Padded kotex to provide padding and protection to wounds. They are great for larger areas and are relatively "sterile" for wounds

Pedialite – Used when a pet is ill and dehydrated

Pepto Bismol – Used for upset stomach.  Recommended dosage is ˝ teaspoon for every 15 pounds.  Please get with your vet to determine the proper dosage for your pet.

Pill Cutter – Used for cutting prescription medication, aspirin

Q-tips – Used for cleaning out ears, applying antibiotic ointments

Small Pair of Scissors – Used for cutting vet wrap and gauze.  

Stethoscope - it is helpful for owners to lean what is normal chest sounds and heart sounds for their dog

Styptic Powder – Used when clipping nails to stop bleeding if cut too short

Syringes – without needles and used for administering any type of liquid medication

Thermometer - This is  rectal thermometer.  A dog's normal temperature ranges between 99.5F and 102F.

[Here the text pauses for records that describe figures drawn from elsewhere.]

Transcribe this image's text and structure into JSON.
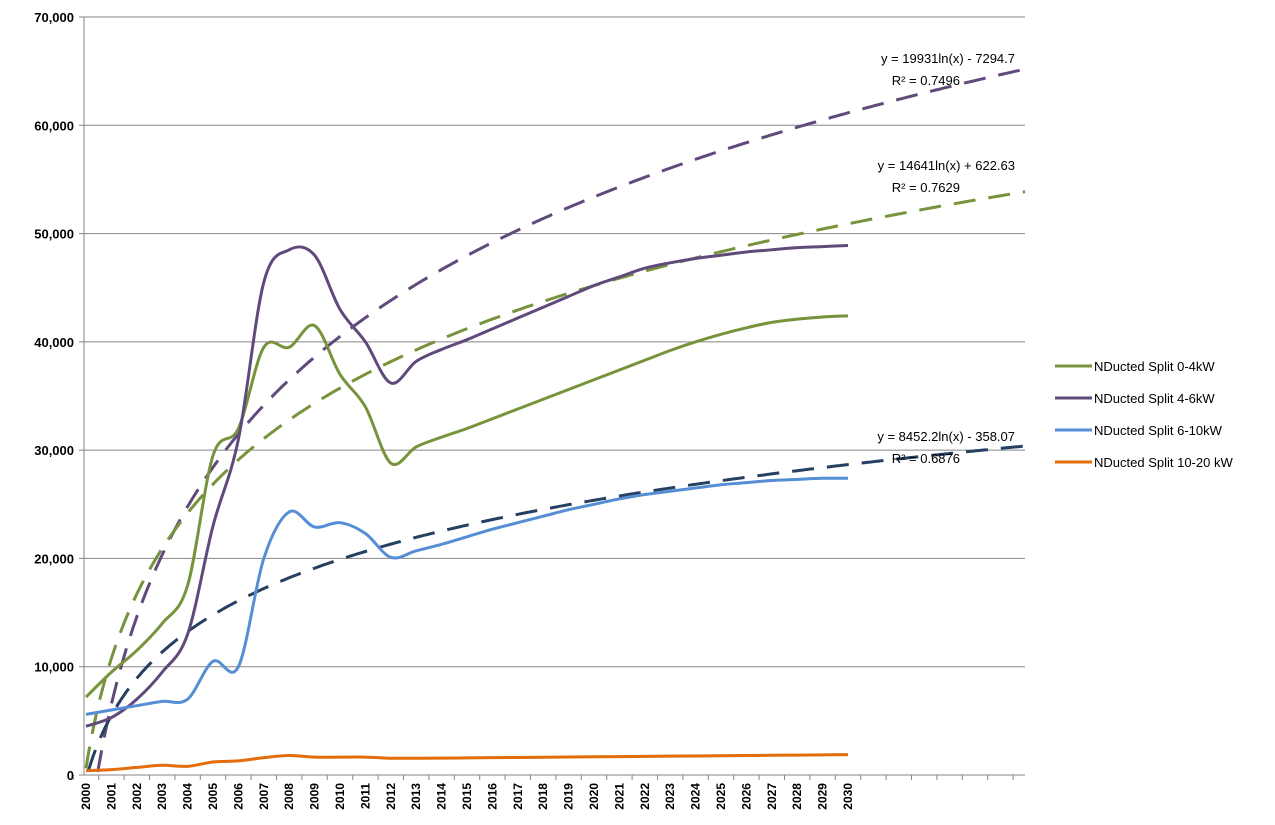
{
  "chart_data": {
    "type": "line",
    "x": [
      "2000",
      "2001",
      "2002",
      "2003",
      "2004",
      "2005",
      "2006",
      "2007",
      "2008",
      "2009",
      "2010",
      "2011",
      "2012",
      "2013",
      "2014",
      "2015",
      "2016",
      "2017",
      "2018",
      "2019",
      "2020",
      "2021",
      "2022",
      "2023",
      "2024",
      "2025",
      "2026",
      "2027",
      "2028",
      "2029",
      "2030"
    ],
    "ylim": [
      0,
      70000
    ],
    "yticks": [
      "0",
      "10,000",
      "20,000",
      "30,000",
      "40,000",
      "50,000",
      "60,000",
      "70,000"
    ],
    "grid": true,
    "legend_position": "right",
    "series": [
      {
        "name": "NDucted Split 0-4kW",
        "color": "#77933c",
        "values": [
          7200,
          9500,
          11500,
          14000,
          17500,
          29500,
          32000,
          39500,
          39500,
          41500,
          37000,
          34000,
          28800,
          30300,
          31200,
          32000,
          32900,
          33800,
          34700,
          35600,
          36500,
          37400,
          38300,
          39200,
          40000,
          40700,
          41300,
          41800,
          42100,
          42300,
          42400
        ]
      },
      {
        "name": "NDucted Split 4-6kW",
        "color": "#604a7b",
        "values": [
          4500,
          5300,
          7000,
          9500,
          13000,
          23000,
          31000,
          45500,
          48500,
          48000,
          43000,
          40000,
          36200,
          38200,
          39300,
          40200,
          41200,
          42200,
          43200,
          44200,
          45200,
          46000,
          46800,
          47300,
          47700,
          48000,
          48300,
          48500,
          48700,
          48800,
          48900
        ]
      },
      {
        "name": "NDucted Split 6-10kW",
        "color": "#558ed5",
        "values": [
          5600,
          6000,
          6400,
          6800,
          7000,
          10500,
          10000,
          20000,
          24300,
          22900,
          23300,
          22300,
          20100,
          20700,
          21300,
          22000,
          22700,
          23300,
          23900,
          24500,
          25000,
          25500,
          25900,
          26200,
          26500,
          26800,
          27000,
          27200,
          27300,
          27400,
          27400
        ]
      },
      {
        "name": "NDucted Split 10-20 kW",
        "color": "#e46c0a",
        "values": [
          400,
          500,
          700,
          900,
          800,
          1200,
          1300,
          1600,
          1800,
          1650,
          1650,
          1650,
          1550,
          1550,
          1560,
          1580,
          1600,
          1620,
          1640,
          1660,
          1680,
          1700,
          1720,
          1740,
          1760,
          1780,
          1800,
          1820,
          1840,
          1860,
          1880
        ]
      }
    ],
    "trendlines": [
      {
        "series": "NDucted Split 4-6kW",
        "type": "logarithmic",
        "color": "#604a7b",
        "equation": "y = 19931ln(x) - 7294.7",
        "r2": "R² = 0.7496",
        "a": 19931,
        "b": -7294.7
      },
      {
        "series": "NDucted Split 0-4kW",
        "type": "logarithmic",
        "color": "#77933c",
        "equation": "y = 14641ln(x) + 622.63",
        "r2": "R² = 0.7629",
        "a": 14641,
        "b": 622.63
      },
      {
        "series": "NDucted Split 6-10kW",
        "type": "logarithmic",
        "color": "#254061",
        "equation": "y = 8452.2ln(x) - 358.07",
        "r2": "R² = 0.6876",
        "a": 8452.2,
        "b": -358.07
      }
    ]
  }
}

Vanilla Ensure – Used when a pet is ill and dehydrated

Vet wrap, gauze squares, and 
soft cotton roll Used for cuts. Soft cotton roll to go over gauze.  We recommend pet owners have their veterinarian show how to put on a wrap so it is not to tight.

Water bottle - Great to have when warm or cold compresses are required.  Fill with warm water or cold water and ice.

White Vinegar – used full strength for fire ant bites. Do not use near eyes.